Solo una fetta ristretta della popolazione può votare legalmente per posta in Texas. Tra questi: i 65 anni e gli anziani, le persone malate o disabili e coloro che saranno fuori dalla loro contea durante il voto di persona.

In tutto, quasi 1 milione di texani ha votato per posta nel 2020, su 11,3 milioni di voti espressi.

I legislatori statali si muovono per affrontare le minacce contro i lavoratori elettorali

Gaskin, membro di lunga data della League of Women Voters e figlia di attiviste per i diritti civili, definisce il voto “un diritto comprato con il sangue”. E ricorda quando non era garantito per tutti.

Il Congresso aveva appena approvato il Voting Rights Act nell’agosto 1965 quando entrò al college.

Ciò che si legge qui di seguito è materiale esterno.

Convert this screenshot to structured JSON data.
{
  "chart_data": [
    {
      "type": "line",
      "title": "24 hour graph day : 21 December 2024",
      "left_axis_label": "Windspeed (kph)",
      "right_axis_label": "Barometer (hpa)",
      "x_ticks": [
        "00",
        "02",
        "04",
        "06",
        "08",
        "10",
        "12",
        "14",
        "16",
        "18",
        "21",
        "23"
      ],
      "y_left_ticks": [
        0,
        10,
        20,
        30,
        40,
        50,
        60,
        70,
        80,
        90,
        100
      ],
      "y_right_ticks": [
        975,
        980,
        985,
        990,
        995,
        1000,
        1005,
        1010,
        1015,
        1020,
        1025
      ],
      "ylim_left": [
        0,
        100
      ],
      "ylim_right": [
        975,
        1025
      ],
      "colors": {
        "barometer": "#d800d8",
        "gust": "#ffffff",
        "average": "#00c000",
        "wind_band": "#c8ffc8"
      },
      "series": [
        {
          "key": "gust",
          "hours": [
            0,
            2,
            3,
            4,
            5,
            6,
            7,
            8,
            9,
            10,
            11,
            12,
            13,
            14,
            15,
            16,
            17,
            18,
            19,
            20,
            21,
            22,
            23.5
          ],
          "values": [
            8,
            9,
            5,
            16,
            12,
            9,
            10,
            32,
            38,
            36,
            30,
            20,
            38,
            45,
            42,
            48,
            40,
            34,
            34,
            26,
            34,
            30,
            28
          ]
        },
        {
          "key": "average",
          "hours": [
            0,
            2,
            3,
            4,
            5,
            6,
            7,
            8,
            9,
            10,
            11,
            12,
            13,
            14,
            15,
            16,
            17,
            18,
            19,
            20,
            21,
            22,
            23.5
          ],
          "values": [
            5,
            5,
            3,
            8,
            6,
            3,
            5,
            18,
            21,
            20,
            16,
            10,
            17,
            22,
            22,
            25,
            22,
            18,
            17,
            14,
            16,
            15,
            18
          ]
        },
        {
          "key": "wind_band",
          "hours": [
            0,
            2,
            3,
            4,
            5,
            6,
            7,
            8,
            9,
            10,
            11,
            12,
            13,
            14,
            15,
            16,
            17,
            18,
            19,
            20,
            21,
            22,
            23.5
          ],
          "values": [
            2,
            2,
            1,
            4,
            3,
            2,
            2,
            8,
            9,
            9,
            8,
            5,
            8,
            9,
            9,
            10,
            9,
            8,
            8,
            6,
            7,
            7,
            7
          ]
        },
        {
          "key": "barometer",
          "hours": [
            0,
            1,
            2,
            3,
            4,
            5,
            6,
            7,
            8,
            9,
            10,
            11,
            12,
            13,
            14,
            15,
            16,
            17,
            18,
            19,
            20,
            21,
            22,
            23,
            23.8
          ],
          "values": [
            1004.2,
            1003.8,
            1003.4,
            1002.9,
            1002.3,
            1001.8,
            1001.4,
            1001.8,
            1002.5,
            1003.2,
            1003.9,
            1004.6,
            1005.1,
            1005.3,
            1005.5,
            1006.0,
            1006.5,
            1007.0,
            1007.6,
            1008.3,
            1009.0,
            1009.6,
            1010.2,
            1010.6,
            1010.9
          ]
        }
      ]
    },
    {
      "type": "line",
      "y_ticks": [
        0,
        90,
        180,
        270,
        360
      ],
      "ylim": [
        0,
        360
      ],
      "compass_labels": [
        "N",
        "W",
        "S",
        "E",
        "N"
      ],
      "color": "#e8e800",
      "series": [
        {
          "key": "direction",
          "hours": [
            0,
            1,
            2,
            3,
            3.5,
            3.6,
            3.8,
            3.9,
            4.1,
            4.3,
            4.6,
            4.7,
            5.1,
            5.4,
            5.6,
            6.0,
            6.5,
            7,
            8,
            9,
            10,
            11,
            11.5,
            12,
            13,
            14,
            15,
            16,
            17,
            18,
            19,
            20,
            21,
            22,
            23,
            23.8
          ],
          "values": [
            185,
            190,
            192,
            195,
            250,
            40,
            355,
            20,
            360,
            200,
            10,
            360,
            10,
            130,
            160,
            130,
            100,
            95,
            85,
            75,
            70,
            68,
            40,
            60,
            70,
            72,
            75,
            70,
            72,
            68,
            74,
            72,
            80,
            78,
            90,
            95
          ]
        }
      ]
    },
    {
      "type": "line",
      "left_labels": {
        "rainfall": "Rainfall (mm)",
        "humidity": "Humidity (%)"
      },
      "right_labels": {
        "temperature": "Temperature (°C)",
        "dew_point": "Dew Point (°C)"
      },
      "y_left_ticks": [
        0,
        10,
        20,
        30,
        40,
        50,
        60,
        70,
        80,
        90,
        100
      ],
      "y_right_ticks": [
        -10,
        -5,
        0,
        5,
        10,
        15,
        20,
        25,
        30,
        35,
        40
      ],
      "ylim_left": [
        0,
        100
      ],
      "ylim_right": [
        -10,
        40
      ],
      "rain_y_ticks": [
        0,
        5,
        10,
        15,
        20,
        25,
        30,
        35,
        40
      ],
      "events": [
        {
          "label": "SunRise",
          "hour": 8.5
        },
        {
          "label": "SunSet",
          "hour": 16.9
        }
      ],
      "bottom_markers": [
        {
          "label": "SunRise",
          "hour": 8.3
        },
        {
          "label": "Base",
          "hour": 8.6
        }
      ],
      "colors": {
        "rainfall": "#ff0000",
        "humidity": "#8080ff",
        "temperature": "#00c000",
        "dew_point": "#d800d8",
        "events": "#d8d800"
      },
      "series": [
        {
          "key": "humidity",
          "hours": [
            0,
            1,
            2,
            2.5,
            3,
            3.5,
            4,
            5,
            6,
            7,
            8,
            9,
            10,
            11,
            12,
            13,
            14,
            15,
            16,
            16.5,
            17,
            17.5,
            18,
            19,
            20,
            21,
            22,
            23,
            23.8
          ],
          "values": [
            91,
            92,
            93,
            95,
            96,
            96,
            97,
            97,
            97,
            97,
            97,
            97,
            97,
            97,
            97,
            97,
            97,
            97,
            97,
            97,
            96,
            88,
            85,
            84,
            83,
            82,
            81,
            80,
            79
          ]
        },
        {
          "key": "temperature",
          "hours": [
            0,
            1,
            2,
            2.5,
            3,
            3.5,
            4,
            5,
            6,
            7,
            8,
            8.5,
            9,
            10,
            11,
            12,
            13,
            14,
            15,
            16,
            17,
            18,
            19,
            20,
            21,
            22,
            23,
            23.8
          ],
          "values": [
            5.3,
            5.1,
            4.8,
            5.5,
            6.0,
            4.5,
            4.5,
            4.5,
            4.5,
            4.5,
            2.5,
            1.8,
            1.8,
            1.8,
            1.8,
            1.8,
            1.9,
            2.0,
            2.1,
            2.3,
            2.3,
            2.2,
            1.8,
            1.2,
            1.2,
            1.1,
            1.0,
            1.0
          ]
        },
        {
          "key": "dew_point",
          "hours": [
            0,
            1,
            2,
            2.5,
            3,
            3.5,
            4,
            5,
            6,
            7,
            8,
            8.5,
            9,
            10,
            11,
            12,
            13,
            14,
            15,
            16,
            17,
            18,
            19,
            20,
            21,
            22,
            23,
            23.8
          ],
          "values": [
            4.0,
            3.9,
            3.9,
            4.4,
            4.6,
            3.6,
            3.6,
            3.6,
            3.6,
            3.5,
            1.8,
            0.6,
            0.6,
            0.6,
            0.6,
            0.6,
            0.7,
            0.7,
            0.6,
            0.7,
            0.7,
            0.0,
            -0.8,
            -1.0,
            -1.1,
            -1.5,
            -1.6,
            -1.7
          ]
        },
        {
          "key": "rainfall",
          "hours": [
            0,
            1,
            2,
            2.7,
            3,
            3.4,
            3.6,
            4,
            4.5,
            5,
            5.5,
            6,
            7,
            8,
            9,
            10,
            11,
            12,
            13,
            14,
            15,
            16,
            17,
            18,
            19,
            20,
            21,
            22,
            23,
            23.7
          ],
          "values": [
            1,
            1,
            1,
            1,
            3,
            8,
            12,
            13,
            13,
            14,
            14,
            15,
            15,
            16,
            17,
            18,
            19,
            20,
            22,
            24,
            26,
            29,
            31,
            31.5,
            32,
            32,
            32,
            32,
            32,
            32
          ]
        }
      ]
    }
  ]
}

E da studentessa, ha aiutato a registrare gli elettori neri ad Austin, in Texas, alcuni dei quali stavano votando per la prima volta, ha detto Gaskin.

Aiuta ancora a registrare altri elettori e raramente salta un’elezione lei stessa. Lei e suo marito, che ha il morbo di Parkinson, votano per posta da anni. Quindi è rimasta sbalordita da quanto sia stato difficile navigare nel voto quest’anno.

“Ho una laurea in inglese presso l’Università del Texas ad Austin”, ha detto. “So leggere e seguire le indicazioni e sono determinato. Sono convinto che molte persone che ricevono queste lettere di rifiuto si arrenderanno”.

Al terzo tentativo, Gaskin ha completato correttamente la domanda. Lei e suo marito hanno ricevuto i loro pacchi il 31 gennaio, quasi un mese dopo aver iniziato il processo.

(Doveva compilare documenti extra per aiutare suo marito con il suo nerd, incluso spuntare una casella per confermare che non era stata compensata in alcun modo per aiutarlo a lanciare il suo nerd – un altro nuovo requisito della legge del Texas.)

Gaskin ha detto che ora ha una nuova missione nelle prossime settimane: “Devo rintracciare il mio nerd e assicurarmi che venga contato”.